Parkın girişine geldiğimizde Yuoan oradan otobüse binmesi gerektiğini söyledi ve bize iyi dileklerini sunarak ayrıldı. Ayrıldıktan birkaç dakika sonra içime çok fena bir dert düştü. Yuoan ile ne bir hatıra fotoğrafı çektirebilmiş ne de bir iletişim adresini alabilmiştim. 🙁 Salak kafam çalışmamıştı ve bu durumu fark ettiğimde çok ama çok üzüldüm. Yuoan İstanbul’a tekrar gelmeyi planladığını söylemişti. En azından bir mail adresi alabilseydim geldiğinde onu gezdirmeyi çok isterdim. Gerçekten çok üzülmüştüm, gezi boyunca bunu kendime dert ettim. Belgrad’dan dönüş yolunda tekrar Sofya’ya geldiğimizde acaba bir ihtimal görür müyüm diye içimden geçirmedim değil 🙂

Yuoan’ın yaptıklarını çok abarttığımı düşünebilirsiniz ama o anki halimizde böyle bir yardımın gelmesi bizim için inanılmaz bir şeydi. Yorgun, sinirli ve sırtta çantalarla bir taraftan kiril alfabesinin zorluklarıyla uğraşırken diğer taraftan ne yapacağımızı düşünüyorduk.
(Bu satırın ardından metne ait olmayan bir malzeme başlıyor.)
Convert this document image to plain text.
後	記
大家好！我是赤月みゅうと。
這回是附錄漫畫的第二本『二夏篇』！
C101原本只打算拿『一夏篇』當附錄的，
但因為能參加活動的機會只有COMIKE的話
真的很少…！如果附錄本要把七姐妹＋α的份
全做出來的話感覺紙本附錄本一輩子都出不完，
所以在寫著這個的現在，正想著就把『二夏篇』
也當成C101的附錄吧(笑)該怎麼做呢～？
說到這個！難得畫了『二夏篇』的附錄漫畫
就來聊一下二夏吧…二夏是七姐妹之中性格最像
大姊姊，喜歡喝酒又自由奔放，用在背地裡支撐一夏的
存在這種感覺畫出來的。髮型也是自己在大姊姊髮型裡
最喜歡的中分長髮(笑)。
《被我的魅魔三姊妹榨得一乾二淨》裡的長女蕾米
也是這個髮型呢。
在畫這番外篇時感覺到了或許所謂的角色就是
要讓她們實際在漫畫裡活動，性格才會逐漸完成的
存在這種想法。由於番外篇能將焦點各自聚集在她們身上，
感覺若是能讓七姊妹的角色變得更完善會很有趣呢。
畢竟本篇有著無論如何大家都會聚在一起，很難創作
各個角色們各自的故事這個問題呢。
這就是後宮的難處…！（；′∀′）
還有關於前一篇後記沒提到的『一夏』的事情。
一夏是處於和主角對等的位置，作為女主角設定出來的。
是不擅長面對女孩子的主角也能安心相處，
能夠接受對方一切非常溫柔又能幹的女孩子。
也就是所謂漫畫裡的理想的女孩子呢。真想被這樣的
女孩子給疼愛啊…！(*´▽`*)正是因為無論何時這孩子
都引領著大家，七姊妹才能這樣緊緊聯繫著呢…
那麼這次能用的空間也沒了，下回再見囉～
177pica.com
Thank you ЮOAH 🙂 (sanırım isminin kiril alfabesiyle yazımı bu şekilde)

Borisova Gradina

 

Alabildiğine büyük olan bu parkın tabii ki de hepsini gezmedik (gezemedik) İçinde 2 futbol stadyumu bulunduran bu park Sofya’nın tam merkezinde şehrin nefes almasını sağlayan çok önemli bir mekan. Parktaki yeşillikler arasında kitap okuyanlardan tutun köpek gezdirenlere, tenis oynayanlardan gitar çalanlara kadar birçok farklı insana rastlayabilirsiniz burada.

Bu parkta gezerken insanın içine tatlı bir huzur doluyor, yürüdükçe yürüyorsunuz. Uçsuz bucaksız bu parkta çiçek bahçelerini gezebilir ya da bir banka oturup rahatlayabilirsiniz.
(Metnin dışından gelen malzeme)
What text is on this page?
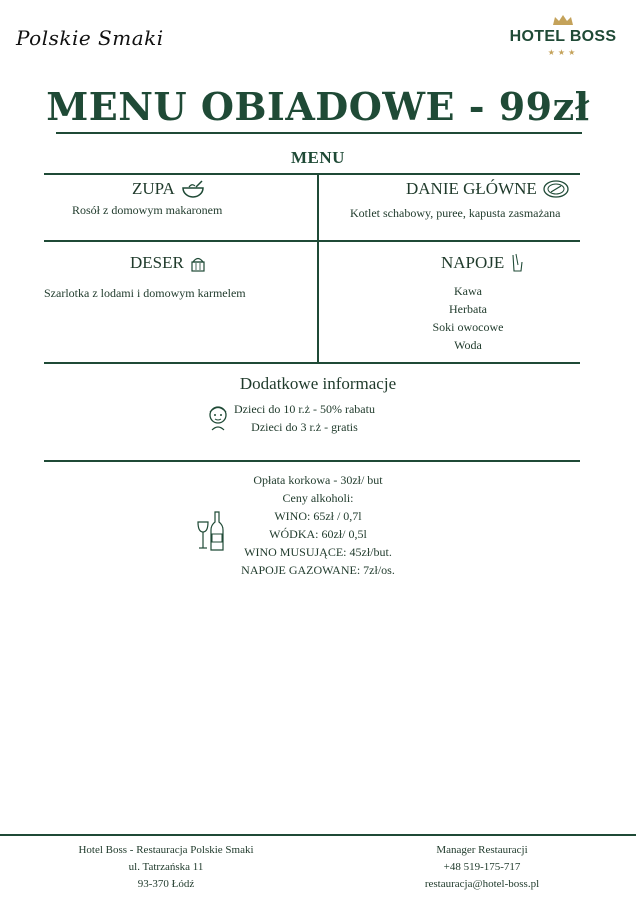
Polskie Smaki	HOTEL BOSS
★★★
MENU OBIADOWE - 99zł
MENU
ZUPA
Rosół z domowym makaronem
DANIE GŁÓWNE
Kotlet schabowy, puree, kapusta zasmażana
DESER
Szarlotka z lodami i domowym karmelem
NAPOJE
Kawa
Herbata
Soki owocowe
Woda
Dodatkowe informacje
Dzieci do 10 r.ż - 50% rabatu
Dzieci do 3 r.ż - gratis
Opłata korkowa - 30zł/ but
Ceny alkoholi:
WINO: 65zł / 0,7l
WÓDKA: 60zł/ 0,5l
WINO MUSUJĄCE: 45zł/but.
NAPOJE GAZOWANE: 7zł/os.
Hotel Boss - Restauracja Polskie Smaki
ul. Tatrzańska 11
93-370 Łódź
Manager Restauracji
+48 519-175-717
restauracja@hotel-boss.pl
Parkın doğu girişindeki komünizm anıtının önündeki gençler tıpkı bizim Beşiktaş meydanındaki gibi kaykayları ve patenleriyle eğleniyorlar. Birini tam havada yakalamışım 🙂

Önüne 3-5 leva attığımız bu adam bize Türkçe teşekkür etti. Herhalde konuşmalarımızdan anladı.

Alexander Nevsky Katedrali

Parktan çıkıp şehrin içine doğru girdiğimizde büyük bir yapıyla karşılaşıyoruz. Dünyanın en büyük ortodosk katedrallerinden biri olan Alexander Nevsky Katedrali.

Gittiğimizde katedralin etrafı çok kalabalıktı. Yerli ve yabancı turist akınına uğrayan bu katedral 1877 – 1878 yılları arasında ki Osmanlı-Rus savaşı sırasında Bulgaristan adına savaşan Rus askerlerinin anısına yapılmış. Yapımı tam 30 yıl sürmüş. Aynı anda yaklaşık 10000 kişinin ibadet edebildiği bu katedral Bulgaristan’ın simgesi haline gelmiş durumda.

yukarıdan görünümü

Katedralin yukarıdan görünümü.

Bu katedrale giriş ücretsiz. Biz girdik. İçeride fotoğraf çekmek yasak, girişte bunu açıkca belirten “değerlerimize saygı duyun” uyarısı var. İçerisi diğer katedraller ve kliselerde ki gibi ilgimi çekmeyen din figürleriyle dolu. Özel bir şeyle karşılaşmadım.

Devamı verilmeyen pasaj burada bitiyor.